From the Phnom Penh Post, October 29 - November 11, 1999

Making monkeys of men in lakhaoun khaol

By Sarah Stephens

Demonic grinning monkey masks loom down at the visitor, some painted violent red, others icy blue. Intricate designs on the faces are offset by towering gold headpieces, creating a regal yet eerie effect. These are hand-made masks of lakhaoun khaol, a form of Khmer theater, and they are the main draw of a new exhibition opening this week in Phnom Penh, at the newly renovated Reyum Gallery (formerly known as "Situations").

Lakhaoun Khaol, or as it has been translated, "monkey theater", is the name given to a famous section of the Reamker (the Cambodian version of the Hindu epic the Ramayana), where armies of monkeys and demons enact a vicious battle. Dancers mimicking monkey behaviour spring across the stage in leaps and bounds, wearing intricate jeweled costumes and the brightly-painted masks. But the story behind Lakhaoun Khaol is almost as fascinating as the dance itself, and, say the curators, is a key element to the exhibition.

"There were two types of Lakhaoun Khaol," says Ly Daravuth, co-curator of the exhibition. "There was firstly what I would call the high version, the court version which was performed at the palace.

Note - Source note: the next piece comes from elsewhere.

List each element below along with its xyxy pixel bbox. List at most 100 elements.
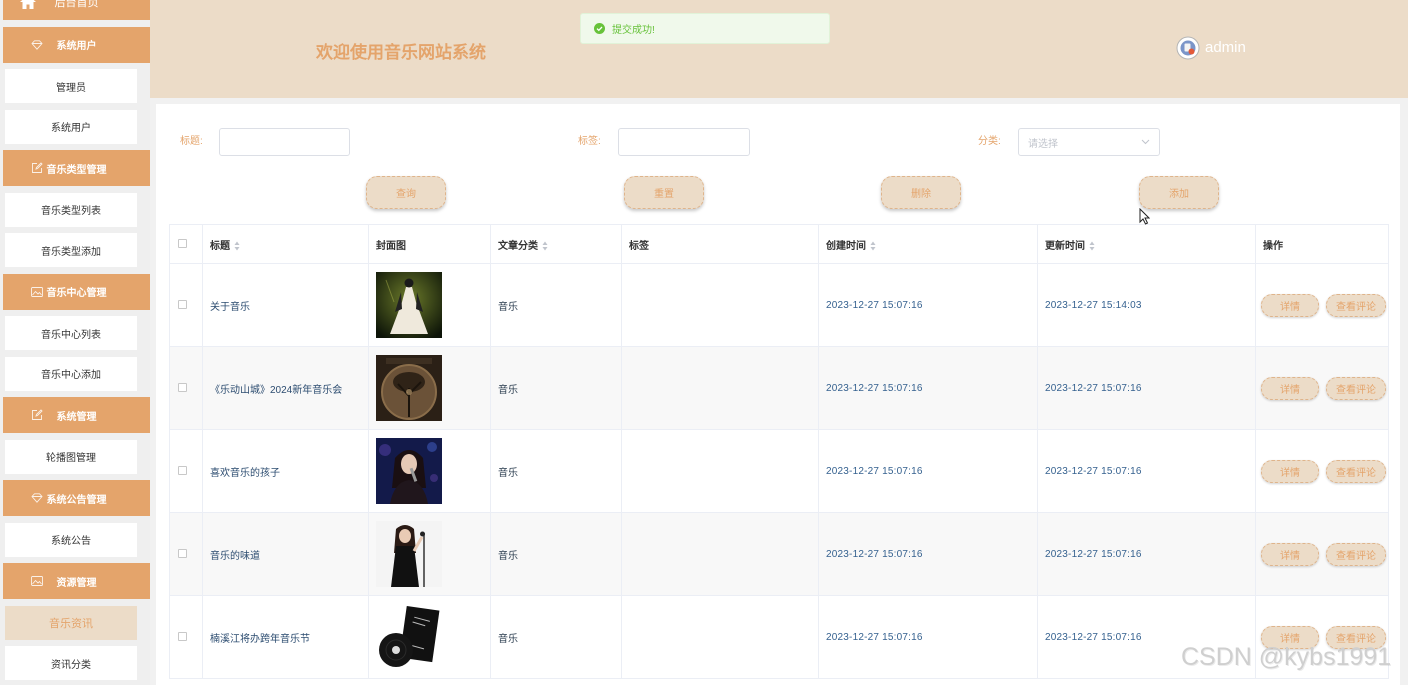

And then there is the village version, the local performances, which have significant variations."

While the court version is the one that most tourists and those living in Phnom Penh will have seen, Daravuth and co-curator Ingrid Muan stress that the village variation is just as important, if not more so, because of its ritualistic meaning.

The origins of the dance are unclear, but it is certain that in the nineteenth century, the Royal Palace sent talent scouts out into the provinces to find dancers who could perform lakhaoun khaol, in order to create a royal troupe. Traditionally performed by men only (as it still is in the provinces), the dance eventually became most popular when performed by the Palace's female-only troupe.

In the village of Vat Svay Andaet, where the dance is performed annually at New Year, superstitious meaning is attached to the performance, explains Daravuth."The important thing for them is that they believe that they must provide a good performance, and must perform it at the right time, or great calamities will befall the village".


Male dancers , above and below, portray typical warrior monkey poses wearing some of the masks created for the exhibition.

Left, a partly completed mask.
Photos: Darren Campbell

According to villagers, in 1966 a section of the play where characters pray for rain was suddenly answered far too literally. Despite scorching heat and dry weather for many months, in the middle of the performance the heavens suddenly opened, drenching the participants and forcing the cancellation for the rest of the seven-day extravaganza. "And in 1964," adds Muan, "the first four days of lakhaoun khaol were performed in the village, but they then decided to take the rest of the performance to another village. When they returned home, there was an outbreak of cholera, which killed 800 people." Since then the villagers have been careful to prepare the play in exactly the right way, with special ceremonies created to appease the spirits before the play starts.

"Villagers go into a trance, and call on the spirits of the demons and monkeys," explains Muan. "The masks themselves are believed to come to life, with the spirits inside them... Gestures are made over their eyes, as if opening them, and finally a mirror is placed in front of the mask so that the spirit can see what it looks like, and who it is."

The exhibition features old photographs and descriptions of village-based as well as court-based performances, but the real draw is a set of lakhaoun khaol masks, 30 in all, commissioned for the show and created by master lacquer-maker An Sok. Regular gallery-goers may remember samples of An Sok's work being shown earlier this year in a traditional art exhibition at the gallery.

"This is a continuation of the earlier theme," says Daravuth, explaining that the gallery now comprises the whole building rather than just a small section, as before. "We have expanded, so now we are looking much more at the mysteries of the whole performance, rather than just the masks."

The exhibition is running from now until the end of the year at Reyum Gallery, Street 178, No 47.